Сдавал смену мастер Новосельцев. На вопрос принимавшего смену мастера Новосельцев разводил руками и изображал полное добродушие, говоря:
— Принимай, голубок, все. Как веником подметено — порядочек. Стеклышко, а не порядок, товарищ Вортыленко.
А когда обнаружилось, что испорчен еще и бак для замеса глины, молчаливый обычно Вортыленко возмутился, жилы напряглись на его упрямом лбу, и, громыхнув с плеча соленым матом, он понес свой буйный гнев к начальнику цеха.
Бросились разыскивать Новосельцева, забили тревогу, но тот пропал, и вот уже второй день его никто на комбинате не видел.
А сегодня, на монтировке прокатного цеха, приступая к монтажу подъемных кранов, обнаружили пропажу рабочих чертежей. Бригадир монтажной бригады комсомолец Свищ от имени всех своих товарищей заявил, что краны все равно будут смонтированы, что они в доску, что называется, разобьются, но дело сделают.
Тут, в нашей рабочей семье, завелся враг. Нужно вывести его на чистую воду. Надо быть осторожными и бдительными. Надо организовать комсомольские дозоры, так как вооруженной охраны не хватает. Кравченко, заканчивая свою речь, призывает трудиться и трудиться, чтобы комбинат стал воистину форпостом пятилетки, чтобы вся техника была освоена, чтобы наши достижения в труде стали мощным, уничтожающим ударом по врагу.

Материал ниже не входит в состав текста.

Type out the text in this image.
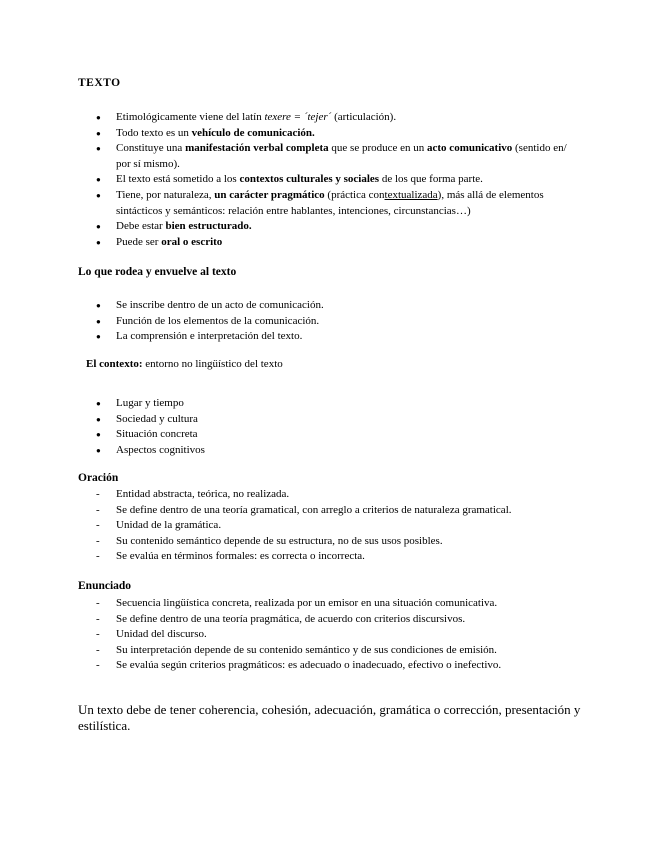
TEXTO
● Etimológicamente viene del latín texere = ´tejer´ (articulación).
● Todo texto es un vehículo de comunicación.
● Constituye una manifestación verbal completa que se produce en un acto comunicativo (sentido en/ por sí mismo).
● El texto está sometido a los contextos culturales y sociales de los que forma parte.
● Tiene, por naturaleza, un carácter pragmático (práctica contextualizada), más allá de elementos sintácticos y semánticos: relación entre hablantes, intenciones, circunstancias…)
● Debe estar bien estructurado.
● Puede ser oral o escrito
Lo que rodea y envuelve al texto
● Se inscribe dentro de un acto de comunicación.
● Función de los elementos de la comunicación.
● La comprensión e interpretación del texto.

El contexto: entorno no lingüístico del texto

● Lugar y tiempo
● Sociedad y cultura
● Situación concreta
● Aspectos cognitivos
Oración
- Entidad abstracta, teórica, no realizada.
- Se define dentro de una teoría gramatical, con arreglo a criterios de naturaleza gramatical.
- Unidad de la gramática.
- Su contenido semántico depende de su estructura, no de sus usos posibles.
- Se evalúa en términos formales: es correcta o incorrecta.
Enunciado
- Secuencia lingüística concreta, realizada por un emisor en una situación comunicativa.
- Se define dentro de una teoría pragmática, de acuerdo con criterios discursivos.
- Unidad del discurso.
- Su interpretación depende de su contenido semántico y de sus condiciones de emisión.
- Se evalúa según criterios pragmáticos: es adecuado o inadecuado, efectivo o inefectivo.

Un texto debe de tener coherencia, cohesión, adecuación, gramática o corrección, presentación y estilística.
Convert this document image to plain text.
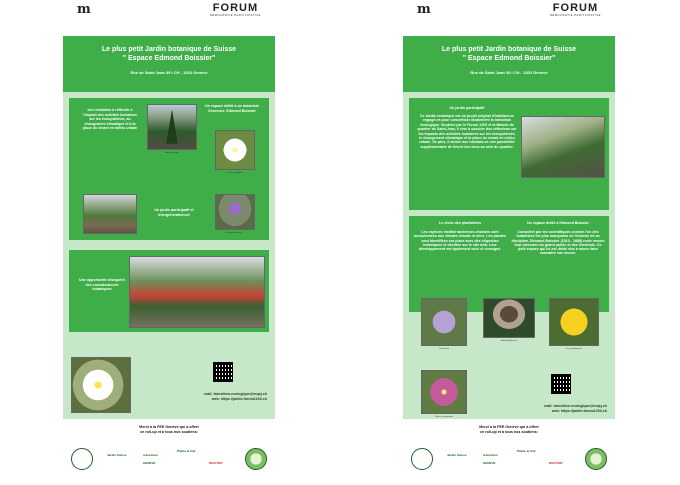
m	MAISON
DU QUARTIER
DE SAINT-JEAN	FORUM
DÉMOCRATIE PARTICIPATIVE
Le plus petit Jardin botanique de Suisse
" Espace Edmond Boissier"
Rue de Saint Jean 39 I CH - 1203 Genève
Une invitation à réfléchir à l'impact des activités humaines sur les écosystèmes, au changement climatique et à la place du vivant en milieu urbain
Abies pinsapo
Un espace dédié à un botaniste Genevois: Edmond Boissier
Cistus x aguilarii
Un jardin participatif et intergénérationnel
Iris spuria subsp. ...
Une opportunité d'acquérir des connaissances botaniques
mail: transition.ecologique@mqsj.ch
web: https://jardin.forum1203.ch
Merci à la FEE Genève qui a offert
ce roll-up et à tous nos soutiens:
Jardin Suisse	arboretum
Plante & Cité
GENEVE	RICOTER
m	MAISON
DU QUARTIER
DE SAINT-JEAN	FORUM
DÉMOCRATIE PARTICIPATIVE
Le plus petit Jardin botanique de Suisse
" Espace Edmond Boissier"
Rue de Saint Jean 39 I CH - 1203 Genève
Un jardin participatif
Ce Jardin botanique est un projet original d'habitant-es engagé-es pour concrétiser localement la transition écologique. Soutenu par le Forum 1203 et la Maison de quartier de Saint-Jean, il vise à susciter des réflexions sur les impacts des activités humaines sur les écosystèmes, le changement climatique et la place du vivant en milieu urbain. De plus, il donne aux habitant-es une possibilité supplémentaire de fleurir des lieux au sein du quartier.
Le choix des plantations
Les espèces méditerranéennes choisies sont accoutumées aux climats chauds et secs. Les plantes sont identifiées sur place avec des étiquettes botaniques et décrites sur le site web. Leur développement est également suivi et consigné.
Un espace dédié à Edmond Boissier
Considéré par les scientifiques comme l'un des botanistes les plus marquants de l'histoire de sa discipline, Edmond Boissier (1810 - 1885) reste encore trop méconnu du grand public et des Genevois. Ce petit espace qui lui est dédié vise à mieux faire connaître son œuvre.
Lavandula
Edmond Boissier
Iris pseudacorus
Cistus x purpureus
mail: transition.ecologique@mqsj.ch
web: https://jardin.forum1203.ch
Merci à la FEE Genève qui a offert
ce roll-up et à tous nos soutiens:
Jardin Suisse	arboretum
Plante & Cité
GENEVE	RICOTER
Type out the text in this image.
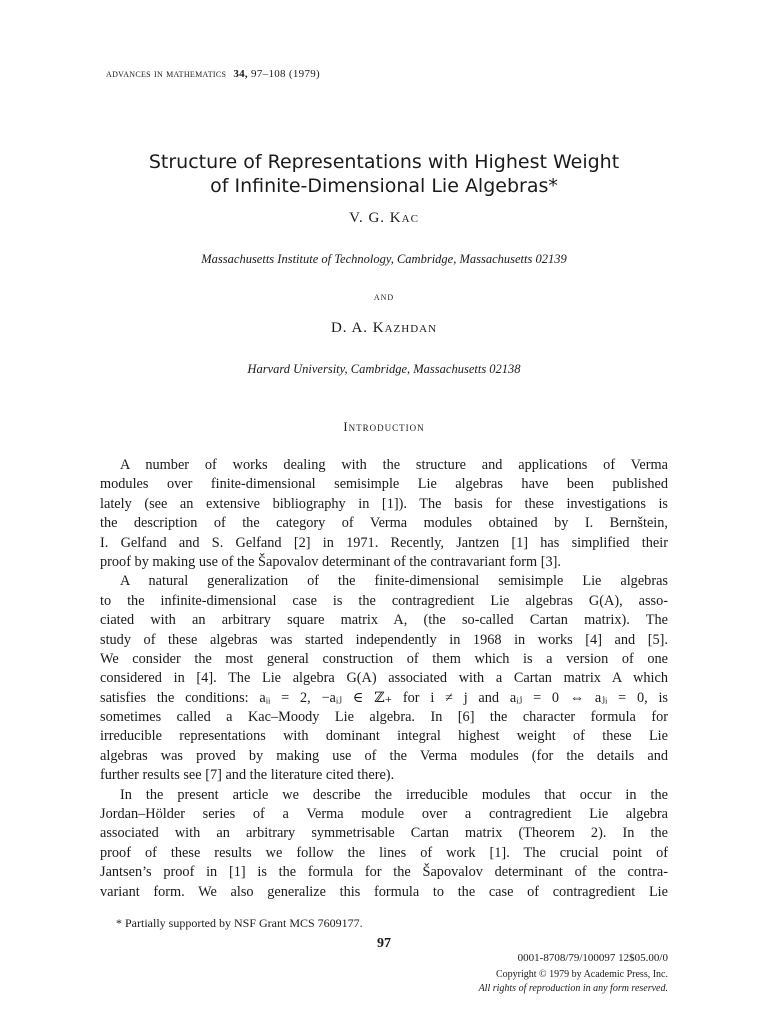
advances in mathematics 34, 97–108 (1979)
Structure of Representations with Highest Weight
of Infinite-Dimensional Lie Algebras*
V. G. Kac
Massachusetts Institute of Technology, Cambridge, Massachusetts 02139
and
D. A. Kazhdan
Harvard University, Cambridge, Massachusetts 02138
Introduction
A number of works dealing with the structure and applications of Verma
modules over finite-dimensional semisimple Lie algebras have been published
lately (see an extensive bibliography in [1]). The basis for these investigations is
the description of the category of Verma modules obtained by I. Bernštein,
I. Gelfand and S. Gelfand [2] in 1971. Recently, Jantzen [1] has simplified their
proof by making use of the Šapovalov determinant of the contravariant form [3].
A natural generalization of the finite-dimensional semisimple Lie algebras
to the infinite-dimensional case is the contragredient Lie algebras G(A), asso-
ciated with an arbitrary square matrix A, (the so-called Cartan matrix). The
study of these algebras was started independently in 1968 in works [4] and [5].
We consider the most general construction of them which is a version of one
considered in [4]. The Lie algebra G(A) associated with a Cartan matrix A which
satisfies the conditions: aᵢᵢ = 2, −aᵢⱼ ∈ ℤ₊ for i ≠ j and aᵢⱼ = 0 ⇔ aⱼᵢ = 0, is
sometimes called a Kac–Moody Lie algebra. In [6] the character formula for
irreducible representations with dominant integral highest weight of these Lie
algebras was proved by making use of the Verma modules (for the details and
further results see [7] and the literature cited there).
In the present article we describe the irreducible modules that occur in the
Jordan–Hölder series of a Verma module over a contragredient Lie algebra
associated with an arbitrary symmetrisable Cartan matrix (Theorem 2). In the
proof of these results we follow the lines of work [1]. The crucial point of
Jantsen’s proof in [1] is the formula for the Šapovalov determinant of the contra-
variant form. We also generalize this formula to the case of contragredient Lie
* Partially supported by NSF Grant MCS 7609177.
97
0001-8708/79/100097 12$05.00/0
Copyright © 1979 by Academic Press, Inc.
All rights of reproduction in any form reserved.
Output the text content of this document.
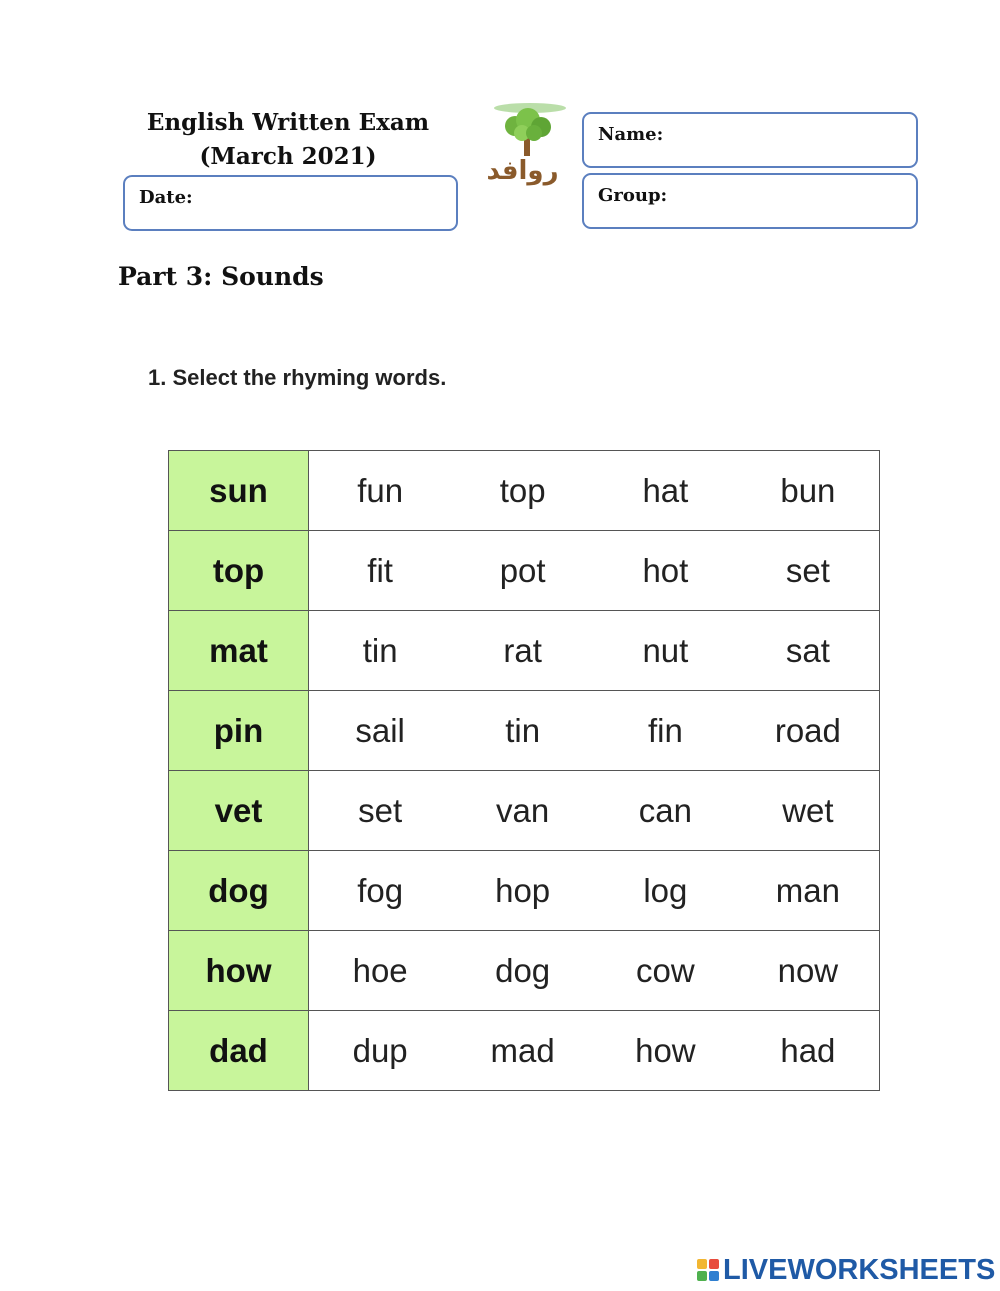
English Written Exam
(March 2021)
Date:
روافد
Name:
Group:
Part 3: Sounds
1. Select the rhyming words.
sun	fun	top	hat	bun
top	fit	pot	hot	set
mat	tin	rat	nut	sat
pin	sail	tin	fin	road
vet	set	van	can	wet
dog	fog	hop	log	man
how	hoe	dog	cow	now
dad	dup	mad	how	had
LIVEWORKSHEETS
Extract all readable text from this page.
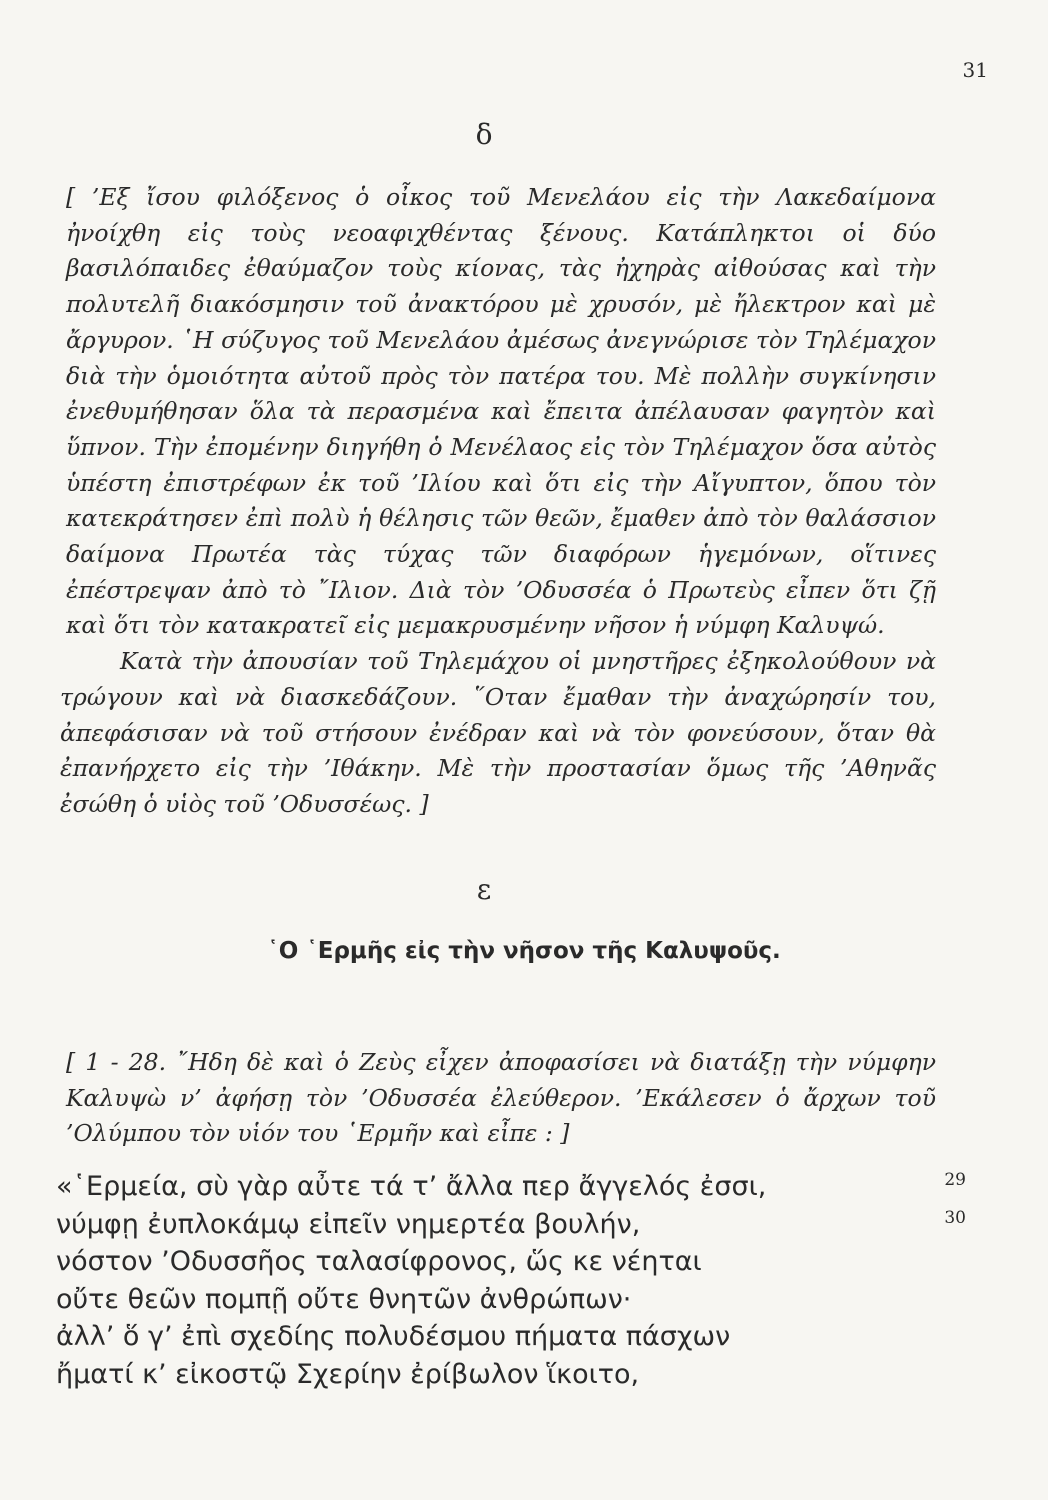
31
δ

[ ’Εξ ἴσου φιλόξενος ὁ οἶκος τοῦ Μενελάου εἰς τὴν Λακεδαίμονα ἠνοίχθη εἰς τοὺς νεοαφιχθέντας ξένους. Κατάπληκτοι οἱ δύο βασιλόπαιδες ἐθαύμαζον τοὺς κίονας, τὰς ἠχηρὰς αἰθούσας καὶ τὴν πολυτελῆ διακόσμησιν τοῦ ἀνακτόρου μὲ χρυσόν, μὲ ἤλεκτρον καὶ μὲ ἄργυρον. ῾Η σύζυγος τοῦ Μενελάου ἀμέσως ἀνεγνώρισε τὸν Τηλέμαχον διὰ τὴν ὁμοιότητα αὐτοῦ πρὸς τὸν πατέρα του. Μὲ πολλὴν συγκίνησιν ἐνεθυμήθησαν ὅλα τὰ περασμένα καὶ ἔπειτα ἀπέλαυσαν φαγητὸν καὶ ὕπνον. Τὴν ἐπομένην διηγήθη ὁ Μενέλαος εἰς τὸν Τηλέμαχον ὅσα αὐτὸς ὑπέστη ἐπιστρέφων ἐκ τοῦ ’Ιλίου καὶ ὅτι εἰς τὴν Αἴγυπτον, ὅπου τὸν κατεκράτησεν ἐπὶ πολὺ ἡ θέλησις τῶν θεῶν, ἔμαθεν ἀπὸ τὸν θαλάσσιον δαίμονα Πρωτέα τὰς τύχας τῶν διαφόρων ἡγεμόνων, οἵτινες ἐπέστρεψαν ἀπὸ τὸ ῎Ιλιον. Διὰ τὸν ’Οδυσσέα ὁ Πρωτεὺς εἶπεν ὅτι ζῇ καὶ ὅτι τὸν κατακρατεῖ εἰς μεμακρυσμένην νῆσον ἡ νύμφη Καλυψώ.

Κατὰ τὴν ἀπουσίαν τοῦ Τηλεμάχου οἱ μνηστῆρες ἐξηκολούθουν νὰ τρώγουν καὶ νὰ διασκεδάζουν. ῞Οταν ἔμαθαν τὴν ἀναχώρησίν του, ἀπεφάσισαν νὰ τοῦ στήσουν ἐνέδραν καὶ νὰ τὸν φονεύσουν, ὅταν θὰ ἐπανήρχετο εἰς τὴν ’Ιθάκην. Μὲ τὴν προστασίαν ὅμως τῆς ’Αθηνᾶς ἐσώθη ὁ υἱὸς τοῦ ’Οδυσσέως. ]

ε
῾Ο ῾Ερμῆς εἰς τὴν νῆσον τῆς Καλυψοῦς.

[ 1 - 28. ῎Ηδη δὲ καὶ ὁ Ζεὺς εἶχεν ἀποφασίσει νὰ διατάξῃ τὴν νύμφην Καλυψὼ ν’ ἀφήσῃ τὸν ’Οδυσσέα ἐλεύθερον. ’Εκάλεσεν ὁ ἄρχων τοῦ ’Ολύμπου τὸν υἱόν του ῾Ερμῆν καὶ εἶπε : ]

«῾Ερμεία, σὺ γὰρ αὖτε τά τ’ ἄλλα περ ἄγγελός ἐσσι,	29
νύμφῃ ἐυπλοκάμῳ εἰπεῖν νημερτέα βουλήν,	30
νόστον ’Οδυσσῆος ταλασίφρονος, ὥς κε νέηται
οὔτε θεῶν πομπῇ οὔτε θνητῶν ἀνθρώπων·
ἀλλ’ ὅ γ’ ἐπὶ σχεδίης πολυδέσμου πήματα πάσχων
ἤματί κ’ εἰκοστῷ Σχερίην ἐρίβωλον ἵκοιτο,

Шумно, увлеченно спорят комсомольцы. Покидая собрание, Аверин и Кравченко шли вместе с Валентиной. Аверин рассказывал:
— Дали, понимаешь, этому хлопцу монтаж станка, а чертежа — нету. Кстати, до сих пор его нет. В таком случае мы имеем фактическое вредительство. Куда девались чертежи? Никто не знает. Хлопец пыжился, пыжился — и ни с места. Знаешь, есть там такой американец: брючки у него в клеточку. Так вот он взорвался и давай кричать: «Я отказываюсь брать на себя ответственность за работу этого юнца!» И расшумелся, понимаешь, точно примус. Шипит, даже страшно делается за него. «Нет, говорит, квалифицированных рабочих, так и за стройку приниматься нечего!» А парень мой язык прикусил, да знай себе работает. Я хожу к нему, подбадриваю, советом пособляю, когда нужно. И однажды прихожу в цех — вижу: толпа вокруг моего парнишки. Американец суетится вокруг, знай себе кричит: «О’кей! О’кей!» Что произошло — ума не приложу. Подхожу — чуть не подпрыгиваю от радости. Станок собрал, понимаешь, сукин сын, собрал по всем правилам!..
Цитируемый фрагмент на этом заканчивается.